Yesterday, May 18, 2020, the SBA released a new Paycheck Protection Program (PPP) Loan Forgiveness Application (Application), which you can find here. In it, the SBA provides several pieces of guidance including how to calculate and apply for loan forgiveness under the PPP. The Application includes a tutorial to assist in filling it out, as well as several clarifications regarding how to determine a borrower’s forgiveness amount. Of particular note is a provision that allows borrowers to select an alternative payroll period when calculating the 8-week period for their payroll costs. This allows a borrower to begin their 8-week period on the first day of the pay period after the funds are disbursed, rather than on the date that funds are dispersed. This provides flexibility that may better align with the actual payroll practices of borrowers, especially for borrowers who have bi-weekly or shorter payroll cycles.
The SBA also states that borrowers are generally eligible for forgiveness for the payroll costs that are paid, and those that are incurred during the 8-week period. This guidance clarifies that payroll costs may include payments to employees that are paid after the end of the 8-week period, as long as they were incurred during the 8-week period and paid to the employee on or before the next regular payroll date.
Importantly, the SBA has included a safe harbor for a reduction in forgiveness for failing to maintain full time equivalent employees (FTEs).

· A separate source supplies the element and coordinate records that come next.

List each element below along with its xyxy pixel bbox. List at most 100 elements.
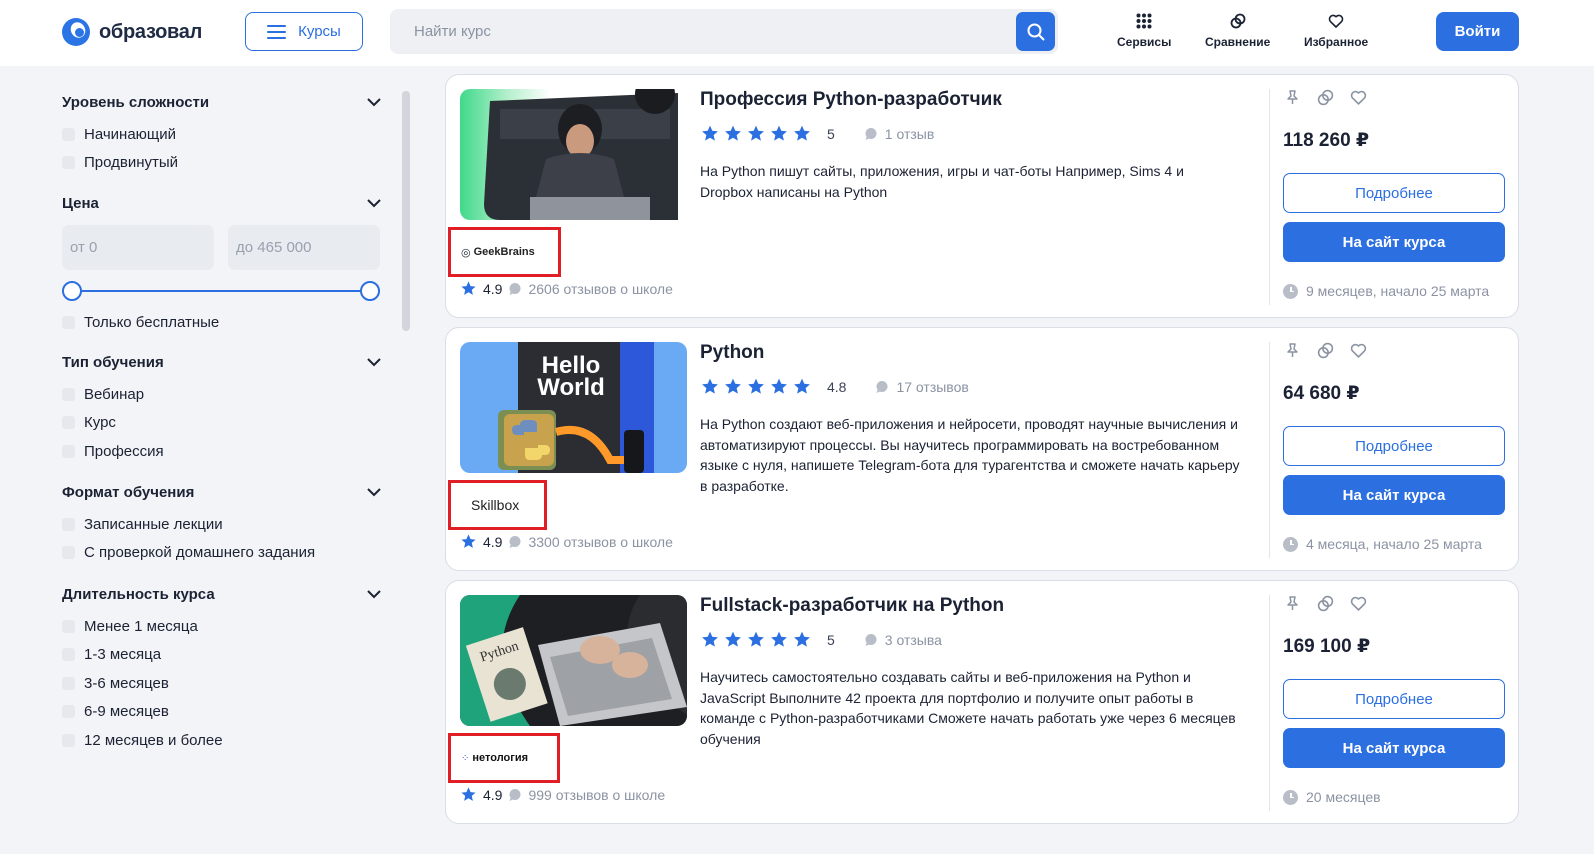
school-reviews-link[interactable]: 3300 отзывов о школе	[528, 534, 672, 550]
filter-format-header[interactable]: Формат обучения	[62, 480, 384, 504]
comment-icon	[876, 380, 888, 393]
option-label: Курс	[84, 414, 116, 432]
option-duration-lt1[interactable]: Менее 1 месяца	[62, 612, 384, 641]
duration-text: 4 месяца, начало 25 марта	[1306, 536, 1482, 552]
compare-icon[interactable]	[1317, 89, 1334, 106]
site-logo[interactable]: образовал	[62, 18, 202, 46]
school-name: GeekBrains	[473, 246, 535, 258]
course-rating: 4.8 17 отзывов	[700, 377, 969, 396]
course-duration: 9 месяцев, начало 25 марта	[1283, 283, 1489, 299]
compare-icon[interactable]	[1317, 595, 1334, 612]
course-title[interactable]: Python	[700, 342, 764, 364]
option-beginner[interactable]: Начинающий	[62, 120, 384, 149]
course-title[interactable]: Fullstack-разработчик на Python	[700, 595, 1004, 617]
course-rating: 5 1 отзыв	[700, 124, 934, 143]
checkbox[interactable]	[62, 648, 75, 662]
card-actions	[1284, 595, 1367, 612]
search-button[interactable]	[1016, 12, 1055, 51]
pin-icon[interactable]	[1284, 89, 1301, 106]
checkbox[interactable]	[62, 619, 75, 633]
checkbox[interactable]	[62, 416, 75, 430]
details-button[interactable]: Подробнее	[1283, 679, 1505, 719]
option-duration-6-9[interactable]: 6-9 месяцев	[62, 698, 384, 727]
checkbox[interactable]	[62, 705, 75, 719]
course-thumbnail[interactable]: Python	[460, 595, 687, 726]
details-button[interactable]: Подробнее	[1283, 173, 1505, 213]
option-recorded-lectures[interactable]: Записанные лекции	[62, 510, 384, 539]
course-description: На Python создают веб-приложения и нейро…	[700, 416, 1240, 495]
heart-icon[interactable]	[1350, 595, 1367, 612]
sidebar-scrollbar[interactable]	[402, 91, 410, 331]
filter-duration-header[interactable]: Длительность курса	[62, 582, 384, 606]
course-price: 169 100 ₽	[1283, 636, 1371, 657]
school-logo-highlight[interactable]: ◎ GeekBrains	[448, 227, 561, 277]
go-to-course-button[interactable]: На сайт курса	[1283, 222, 1505, 262]
nav-favorites[interactable]: Избранное	[1304, 13, 1368, 49]
course-card: Hello World Skillbox 4.9 3300 отзывов о …	[445, 327, 1519, 571]
filter-type-header[interactable]: Тип обучения	[62, 350, 384, 374]
go-to-course-button[interactable]: На сайт курса	[1283, 728, 1505, 768]
option-webinar[interactable]: Вебинар	[62, 380, 384, 409]
option-course[interactable]: Курс	[62, 409, 384, 438]
reviews-link[interactable]: 1 отзыв	[864, 126, 934, 142]
option-label: Начинающий	[84, 125, 177, 143]
course-price: 64 680 ₽	[1283, 383, 1360, 404]
filter-title: Длительность курса	[62, 585, 215, 603]
course-card: Python ⁘ нетология 4.9 999 отзывов о шко…	[445, 580, 1519, 824]
option-duration-3-6[interactable]: 3-6 месяцев	[62, 669, 384, 698]
course-title[interactable]: Профессия Python-разработчик	[700, 89, 1002, 111]
heart-icon[interactable]	[1350, 342, 1367, 359]
price-from-input[interactable]	[62, 225, 214, 270]
course-duration: 20 месяцев	[1283, 789, 1381, 805]
pin-icon[interactable]	[1284, 595, 1301, 612]
option-duration-12plus[interactable]: 12 месяцев и более	[62, 726, 384, 755]
heart-icon[interactable]	[1350, 89, 1367, 106]
login-button[interactable]: Войти	[1436, 12, 1519, 51]
school-rating: 4.9 999 отзывов о школе	[460, 786, 665, 803]
slider-max-handle[interactable]	[360, 281, 380, 301]
checkbox[interactable]	[62, 676, 75, 690]
checkbox[interactable]	[62, 444, 75, 458]
checkbox[interactable]	[62, 387, 75, 401]
details-button[interactable]: Подробнее	[1283, 426, 1505, 466]
search-input[interactable]	[390, 9, 1010, 54]
checkbox[interactable]	[62, 127, 75, 141]
checkbox[interactable]	[62, 315, 75, 329]
thumb-world-text: World	[537, 374, 605, 401]
option-profession[interactable]: Профессия	[62, 437, 384, 466]
school-reviews-link[interactable]: 999 отзывов о школе	[528, 787, 665, 803]
option-advanced[interactable]: Продвинутый	[62, 149, 384, 178]
price-range-slider[interactable]	[62, 281, 384, 301]
nav-compare[interactable]: Сравнение	[1205, 13, 1270, 49]
school-logo-highlight[interactable]: ⁘ нетология	[448, 733, 560, 783]
checkbox[interactable]	[62, 156, 75, 170]
courses-menu-button[interactable]: Курсы	[245, 12, 363, 51]
clock-icon	[1283, 536, 1298, 552]
card-actions	[1284, 342, 1367, 359]
chevron-down-icon	[367, 358, 381, 367]
duration-text: 9 месяцев, начало 25 марта	[1306, 283, 1490, 299]
school-reviews-link[interactable]: 2606 отзывов о школе	[528, 281, 672, 297]
school-logo-highlight[interactable]: Skillbox	[448, 480, 547, 530]
slider-min-handle[interactable]	[62, 281, 82, 301]
pin-icon[interactable]	[1284, 342, 1301, 359]
reviews-link[interactable]: 17 отзывов	[875, 379, 969, 395]
card-divider	[1269, 595, 1270, 811]
course-thumbnail[interactable]: Hello World	[460, 342, 687, 473]
reviews-link[interactable]: 3 отзыва	[864, 632, 942, 648]
checkbox[interactable]	[62, 546, 75, 560]
go-to-course-button[interactable]: На сайт курса	[1283, 475, 1505, 515]
option-duration-1-3[interactable]: 1-3 месяца	[62, 641, 384, 670]
price-to-input[interactable]	[228, 225, 380, 270]
checkbox[interactable]	[62, 517, 75, 531]
compare-icon[interactable]	[1317, 342, 1334, 359]
filter-price-header[interactable]: Цена	[62, 191, 384, 215]
checkbox[interactable]	[62, 733, 75, 747]
comment-icon	[509, 535, 521, 548]
option-homework-review[interactable]: С проверкой домашнего задания	[62, 539, 384, 568]
filter-difficulty-header[interactable]: Уровень сложности	[62, 90, 384, 114]
option-label: Вебинар	[84, 385, 145, 403]
course-thumbnail[interactable]	[460, 89, 687, 220]
nav-services[interactable]: Сервисы	[1117, 13, 1171, 49]
option-free-only[interactable]: Только бесплатные	[62, 308, 384, 337]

A borrower is exempt from this reduction in loan forgiveness if both of the following conditions are met: (1) the Borrower reduced its FTE employee levels in the period beginning February 15, 2020, and ending April 26, 2020; and (2) the Borrower then restored its FTE employee levels by not later than June 30, 2020 to its FTE employee levels in the Borrower’s pay period that included February 15, 2020. This provision allows a borrower that is having difficulty rehiring previously laid-off employees, and getting their FTE count back to pre-COVID levels, to avoid the non-forgiveness penalty if they can get their FTE count up to the number they had on February 15, 2020 by June 30, 2020.
Today, when testifying in the Senate about laid-off workers who do not want to return to work because of generous unemployment benefits, Treasury Secretary Mnuchin stated "If you offer back a worker and they don't take that job, you will be required to notify the local unemployment insurance agency because that person will no longer be eligible for unemployment." This is the first time that we have heard of such an affirmative responsibility on the part of the employer to act in this situation.